# Best free or cheap (one time payment) billing & support systems?



## MannDude (Aug 25, 2013)

I've got a basic, simple need. I just need something that allows me to sell two products, with stock control, and be able to receive and respond to support requests. Basically just want it to help me keep track of billing, and to alert people when they need to renew their service and generate the invoice for them.

I've seen quite a few things on CodeCanyon, seen a few elsewhere. Don't have time to buy/install them all, so was hoping to get some input from people who may have used one or two.

Hit me with some knowledge!


----------



## SeriesN (Aug 25, 2013)

BoxBilling should be more than enough I guess. Or you can use Thehostingtool. Simple and basic


----------



## kunnu (Aug 26, 2013)

1. AccountLabPlus

2. ModernBill


----------



## bizzard (Aug 26, 2013)

I have tried available demos of most of the billing systems, with support integration, but none of them appealed to me, when I looked at the admin part.

Had some freetime and so, thought of building a custom solution for myself and its almost ready. If something similar to what happened with SolusVM happens for WHMCS, we might find more custom billing solutions being developed and its not much a pain to develop one, considering the efforts put to develop custom control panels.


----------



## Cloudrck (Aug 26, 2013)

I highly recommened you check out Blesta. I've been using their new version 3 since the early beta. 99% of it is open source and it's very well written. The guys in charge are involved with the community, and it's quite easy to develop custom modules. It has a low price point as well.


----------



## GIANT_CRAB (Aug 26, 2013)

I would highly recommend Tomato Cart.

Its admin area is cool.


----------



## mikho (Aug 26, 2013)

Are the products hosting related? Ie somthing like thehostingtool that creates an account when people sign up.


Otherwise I would checkout some of the many e-commerce softwares out there


----------



## 365Networks (Aug 27, 2013)

BoxBilling is easily the best free billing/support system out right now. Next in line would be TheHostingTool, rarely updated (last time I checked), however it is fully functional and does accept PayPal payments.


----------



## billingspc (Sep 1, 2013)

I am not sure what we paid back 8 years ago or so for AWBS. But back then we loved the software. Now we do use WHMCS and really at the price tag of $250 is not to bad. Or even the leased option. However we did try out Boxbilling and that one is free.


----------



## ultimatehostings (Sep 1, 2013)

BoxBilling's free version is great as compared to others.


----------



## MannDude (Sep 1, 2013)

Installed Boxbilling, looks neat.
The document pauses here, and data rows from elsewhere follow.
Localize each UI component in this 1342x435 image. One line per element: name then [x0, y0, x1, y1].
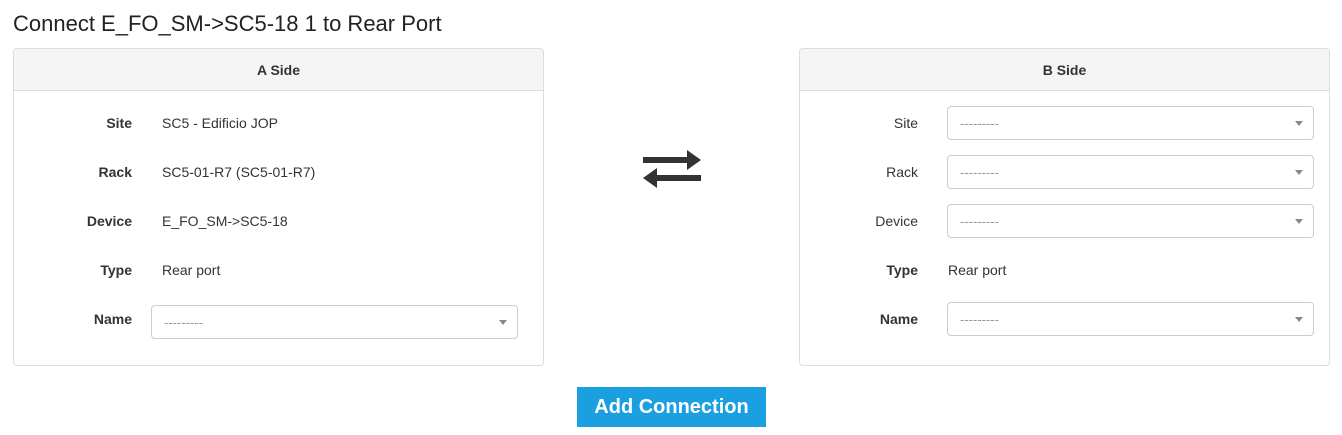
b-side-name-select[interactable]: ---------	[947, 302, 1314, 336]
add-connection-button[interactable]: Add Connection	[577, 387, 766, 427]
a-side-rack-value: SC5-01-R7 (SC5-01-R7)	[162, 164, 316, 180]
b-side-device-select[interactable]: ---------	[947, 204, 1314, 238]
b-side-type-row: Type Rear port	[800, 253, 1329, 287]
a-side-device-label: Device	[86, 213, 132, 229]
b-side-site-label: Site	[893, 115, 918, 131]
a-side-type-row: Type Rear port	[14, 253, 543, 287]
a-side-rack-row: Rack SC5-01-R7 (SC5-01-R7)	[14, 155, 543, 189]
b-side-rack-select-value: ---------	[960, 164, 999, 180]
a-side-type-label: Type	[100, 262, 132, 278]
b-side-device-select-value: ---------	[960, 213, 999, 229]
a-side-name-label: Name	[93, 311, 132, 327]
b-side-name-select-value: ---------	[960, 311, 999, 327]
a-side-site-label: Site	[106, 115, 132, 131]
a-side-heading: A Side	[14, 49, 543, 91]
chevron-down-icon	[1295, 219, 1303, 224]
a-side-panel: A Side Site SC5 - Edificio JOP Rack SC5-…	[13, 48, 544, 366]
page-title: Connect E_FO_SM->SC5-18 1 to Rear Port	[13, 11, 442, 36]
chevron-down-icon	[499, 320, 507, 325]
chevron-down-icon	[1295, 170, 1303, 175]
b-side-type-label: Type	[886, 262, 918, 278]
b-side-rack-select[interactable]: ---------	[947, 155, 1314, 189]
b-side-heading: B Side	[800, 49, 1329, 91]
b-side-type-value: Rear port	[948, 262, 1007, 278]
chevron-down-icon	[1295, 121, 1303, 126]
chevron-down-icon	[1295, 317, 1303, 322]
a-side-rack-label: Rack	[98, 164, 132, 180]
a-side-device-value: E_FO_SM->SC5-18	[162, 213, 288, 229]
a-side-name-select[interactable]: ---------	[151, 305, 518, 339]
b-side-site-select-value: ---------	[960, 115, 999, 131]
b-side-name-label: Name	[879, 311, 918, 327]
b-side-device-label: Device	[875, 213, 918, 229]
a-side-type-value: Rear port	[162, 262, 221, 278]
b-side-panel: B Side Site --------- Rack --------- Dev…	[799, 48, 1330, 366]
swap-arrows-icon[interactable]	[643, 150, 701, 188]
a-side-site-row: Site SC5 - Edificio JOP	[14, 106, 543, 140]
b-side-site-select[interactable]: ---------	[947, 106, 1314, 140]
a-side-site-value: SC5 - Edificio JOP	[162, 115, 278, 131]
b-side-rack-label: Rack	[886, 164, 918, 180]
a-side-name-select-value: ---------	[164, 314, 203, 330]
a-side-device-row: Device E_FO_SM->SC5-18	[14, 204, 543, 238]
Just can't access the damn admin area. Nginx with it is weird. I followed like three guides, to the word. Re-installed. No luck. Only had a couple hours of time available to mess with it, so will jump in and give it a more detailed look when time allows. Looks damn good for what it is.


----------



## Wintereise (Sep 1, 2013)

Probably funky index routing, and nginx rewrite rules.

Try rewriting everything that doesn't exist to index.php, it's usually the way to go with software like these.


----------